Abstract

The present work investigates to which extent semantical knowledge can support the learning of basic mathematical concepts. The considered learning criteria are learning characteristic or enumerable indices for languages from positive data where the learner has to converge either syntactically (Ex) or semantically (BC). The considered classes are the classes of all monoids of a given group, all ideals of a given ring or all subspaces of a given vector space. The following is shown: (a) Learnability depends much on the amount of semantic knowledge given at the synthesis of the learner where this knowledge is represented by programs for the algebraic operations, codes for prominent elements of the algebraic structure (like 0 and 1 in fields) and certain parameters (like the dimension of finite dimensional vector spaces).

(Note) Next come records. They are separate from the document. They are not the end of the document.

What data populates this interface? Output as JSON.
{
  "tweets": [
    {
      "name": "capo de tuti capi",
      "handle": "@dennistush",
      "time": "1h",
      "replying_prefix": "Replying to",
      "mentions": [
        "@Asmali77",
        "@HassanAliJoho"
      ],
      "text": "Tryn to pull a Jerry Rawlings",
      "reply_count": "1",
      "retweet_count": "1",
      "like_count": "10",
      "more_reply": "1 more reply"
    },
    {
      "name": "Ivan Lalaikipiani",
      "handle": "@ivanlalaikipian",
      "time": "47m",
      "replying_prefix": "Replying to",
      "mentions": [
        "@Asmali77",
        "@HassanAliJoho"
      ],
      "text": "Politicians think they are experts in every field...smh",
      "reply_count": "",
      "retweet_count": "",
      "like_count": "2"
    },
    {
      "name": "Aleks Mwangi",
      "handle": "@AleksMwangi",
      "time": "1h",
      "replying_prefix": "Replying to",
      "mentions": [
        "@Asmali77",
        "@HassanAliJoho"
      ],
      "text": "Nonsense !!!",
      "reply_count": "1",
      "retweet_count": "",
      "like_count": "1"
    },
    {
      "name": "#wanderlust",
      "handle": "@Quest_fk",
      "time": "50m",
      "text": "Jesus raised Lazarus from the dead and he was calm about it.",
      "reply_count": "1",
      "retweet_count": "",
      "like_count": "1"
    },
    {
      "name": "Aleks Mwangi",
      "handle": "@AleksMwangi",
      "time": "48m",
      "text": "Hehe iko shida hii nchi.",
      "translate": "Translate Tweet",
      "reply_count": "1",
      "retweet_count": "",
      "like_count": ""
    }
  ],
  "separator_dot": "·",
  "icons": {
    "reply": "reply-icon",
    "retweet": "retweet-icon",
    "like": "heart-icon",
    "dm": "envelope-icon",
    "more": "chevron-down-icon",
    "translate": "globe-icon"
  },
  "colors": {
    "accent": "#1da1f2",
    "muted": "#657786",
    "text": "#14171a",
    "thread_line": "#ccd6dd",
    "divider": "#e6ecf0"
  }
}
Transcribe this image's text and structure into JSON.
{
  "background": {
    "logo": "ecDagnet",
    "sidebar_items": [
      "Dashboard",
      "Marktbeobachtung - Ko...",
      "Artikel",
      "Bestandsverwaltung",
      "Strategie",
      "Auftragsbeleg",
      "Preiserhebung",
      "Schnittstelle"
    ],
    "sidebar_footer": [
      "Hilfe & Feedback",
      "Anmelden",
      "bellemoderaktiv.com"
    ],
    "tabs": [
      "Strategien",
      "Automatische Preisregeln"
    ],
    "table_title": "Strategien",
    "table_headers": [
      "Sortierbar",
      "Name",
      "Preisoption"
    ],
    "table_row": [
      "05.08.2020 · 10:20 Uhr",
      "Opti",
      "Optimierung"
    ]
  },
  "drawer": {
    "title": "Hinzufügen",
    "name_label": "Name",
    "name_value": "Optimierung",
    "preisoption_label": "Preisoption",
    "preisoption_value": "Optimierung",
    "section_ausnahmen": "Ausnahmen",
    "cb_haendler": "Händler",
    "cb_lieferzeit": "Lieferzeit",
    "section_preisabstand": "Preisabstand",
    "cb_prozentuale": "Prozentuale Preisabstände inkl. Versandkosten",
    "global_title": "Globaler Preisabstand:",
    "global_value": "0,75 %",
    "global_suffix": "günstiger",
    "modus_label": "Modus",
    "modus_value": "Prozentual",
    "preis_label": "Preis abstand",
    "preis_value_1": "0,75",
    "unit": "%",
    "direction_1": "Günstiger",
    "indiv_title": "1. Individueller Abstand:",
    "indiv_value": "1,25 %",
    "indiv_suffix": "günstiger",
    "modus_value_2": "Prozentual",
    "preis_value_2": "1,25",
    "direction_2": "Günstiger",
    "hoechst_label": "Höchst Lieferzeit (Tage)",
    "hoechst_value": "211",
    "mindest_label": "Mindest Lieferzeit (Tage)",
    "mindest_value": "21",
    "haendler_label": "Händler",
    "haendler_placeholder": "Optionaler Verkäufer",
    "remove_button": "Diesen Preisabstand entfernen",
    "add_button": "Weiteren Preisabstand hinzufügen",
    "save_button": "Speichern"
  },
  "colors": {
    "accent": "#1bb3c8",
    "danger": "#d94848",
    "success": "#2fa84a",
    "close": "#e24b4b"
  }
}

For several natural examples good knowledge of the semantics may enable to keep ordinal mind change bounds while restricted knowledge may either allow only BC-convergence or even not permit learnability at all. (b) A recursive commutative ring is Noetherian iff the class of its ideals is BC-learnable. Such a BC-learner can be synthesized from programs for addition and multiplication. In many Noetherian rings, one can Ex-learn characteristic indices for the ideals with an ordinal bound on the number of mind changes. But there are also some Noetherian rings where it is impossible to Ex-learn the ideals or to learn characteristic indices for them.